Tepatnya di halte. Kemudian aku bertemu seorang anak kecil dengan pakaian lusuh dan membawa sebuah payung. "Bang, mau ngojek payung?"
"Ojekin saya sampai di kantor ya!" ujarku setengah kesal karena vespa mogok.
"Iih, boleh sih boleh, tapi, wani piro?" ujarnya cengengesan.
"Nih." jawabku sambil melebarkan lubang hidung dengan dua jari.
"Serius ini, abang mau bayar berapa? Kan jauh tuh kantor dari sini."
"Terserah kamu deh! intinya jangan sampai saya terlambat meeting."

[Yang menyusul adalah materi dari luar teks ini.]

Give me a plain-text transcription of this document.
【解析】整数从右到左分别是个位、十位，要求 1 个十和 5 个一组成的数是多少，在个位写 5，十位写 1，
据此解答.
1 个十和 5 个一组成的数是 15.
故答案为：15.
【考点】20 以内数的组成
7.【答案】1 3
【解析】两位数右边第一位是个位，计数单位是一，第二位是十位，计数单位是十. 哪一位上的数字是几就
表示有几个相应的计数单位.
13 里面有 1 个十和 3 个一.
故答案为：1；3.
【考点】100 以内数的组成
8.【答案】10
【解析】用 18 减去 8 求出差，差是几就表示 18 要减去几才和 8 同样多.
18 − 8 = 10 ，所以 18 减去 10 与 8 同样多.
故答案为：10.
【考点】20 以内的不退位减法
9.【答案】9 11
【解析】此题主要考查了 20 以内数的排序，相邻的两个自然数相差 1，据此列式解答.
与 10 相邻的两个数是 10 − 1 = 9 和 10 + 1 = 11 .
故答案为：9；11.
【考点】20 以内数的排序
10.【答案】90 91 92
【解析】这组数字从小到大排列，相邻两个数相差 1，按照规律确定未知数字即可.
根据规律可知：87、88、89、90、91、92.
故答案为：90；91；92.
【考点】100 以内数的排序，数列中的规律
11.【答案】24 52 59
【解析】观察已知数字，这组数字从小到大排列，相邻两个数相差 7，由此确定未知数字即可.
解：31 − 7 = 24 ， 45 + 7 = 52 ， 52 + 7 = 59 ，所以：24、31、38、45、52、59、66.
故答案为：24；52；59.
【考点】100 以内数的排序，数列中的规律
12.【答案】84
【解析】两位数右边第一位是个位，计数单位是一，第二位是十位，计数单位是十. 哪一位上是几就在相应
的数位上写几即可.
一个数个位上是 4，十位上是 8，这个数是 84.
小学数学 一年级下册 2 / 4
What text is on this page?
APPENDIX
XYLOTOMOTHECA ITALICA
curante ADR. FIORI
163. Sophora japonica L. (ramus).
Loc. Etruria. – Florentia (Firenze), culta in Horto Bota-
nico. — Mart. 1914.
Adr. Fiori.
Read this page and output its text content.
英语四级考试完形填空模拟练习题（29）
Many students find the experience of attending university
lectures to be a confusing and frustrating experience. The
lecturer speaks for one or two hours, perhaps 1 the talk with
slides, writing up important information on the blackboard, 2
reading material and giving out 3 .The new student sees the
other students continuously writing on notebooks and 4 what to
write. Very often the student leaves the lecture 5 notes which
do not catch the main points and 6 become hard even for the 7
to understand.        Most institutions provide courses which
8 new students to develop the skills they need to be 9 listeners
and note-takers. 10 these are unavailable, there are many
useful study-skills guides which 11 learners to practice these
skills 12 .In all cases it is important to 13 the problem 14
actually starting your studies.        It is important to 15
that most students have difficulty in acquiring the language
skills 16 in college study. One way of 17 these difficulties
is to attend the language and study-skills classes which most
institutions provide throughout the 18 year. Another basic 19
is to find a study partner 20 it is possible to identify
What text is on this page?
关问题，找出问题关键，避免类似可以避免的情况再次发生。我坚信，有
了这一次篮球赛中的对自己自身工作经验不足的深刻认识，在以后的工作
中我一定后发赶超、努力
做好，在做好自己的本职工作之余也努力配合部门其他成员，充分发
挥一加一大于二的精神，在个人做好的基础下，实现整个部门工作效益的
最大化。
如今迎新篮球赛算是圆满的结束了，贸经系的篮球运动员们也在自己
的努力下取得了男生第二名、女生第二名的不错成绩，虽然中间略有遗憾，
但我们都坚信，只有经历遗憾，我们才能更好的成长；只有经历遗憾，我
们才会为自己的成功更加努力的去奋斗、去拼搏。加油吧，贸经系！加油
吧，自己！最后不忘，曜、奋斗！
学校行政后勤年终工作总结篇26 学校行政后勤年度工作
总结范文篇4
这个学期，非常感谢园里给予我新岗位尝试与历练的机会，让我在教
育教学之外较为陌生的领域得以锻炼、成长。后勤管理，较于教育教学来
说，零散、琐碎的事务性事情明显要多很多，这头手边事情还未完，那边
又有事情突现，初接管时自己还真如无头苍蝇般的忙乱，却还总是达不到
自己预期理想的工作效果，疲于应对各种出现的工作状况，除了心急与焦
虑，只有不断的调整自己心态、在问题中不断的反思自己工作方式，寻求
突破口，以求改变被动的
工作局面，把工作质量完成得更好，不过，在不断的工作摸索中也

"Abang ada meeting ya? Terus ceritanya mungkin terlambat?"
"Iya! Dan semua gara - gara hujan sialan ini!"
"Hahahahahaha." anak kecil itu malah tertawa.
"Mengapa kau tertawa di sebelah ku, orang yang sedang kerepotan?"
"Karena aku suka hujan."
"Itu konyol."
"Bagimu konyol, bagiku ini segalanya."
-----
Setelah lama menunggu dan hujan tak kunjung berhenti mengamuk , akhirnya aku memutuskan untuk "ngojek payung" bersama anak ingusan ini sampai ke kantor yang kira - kira tinggal berjarak 2 km. Ku gandeng pula vespa mogok ku, tak mungkin kubiarkan di halte. Barangkali kalau sudah kering, dia tak akan mogok lagi.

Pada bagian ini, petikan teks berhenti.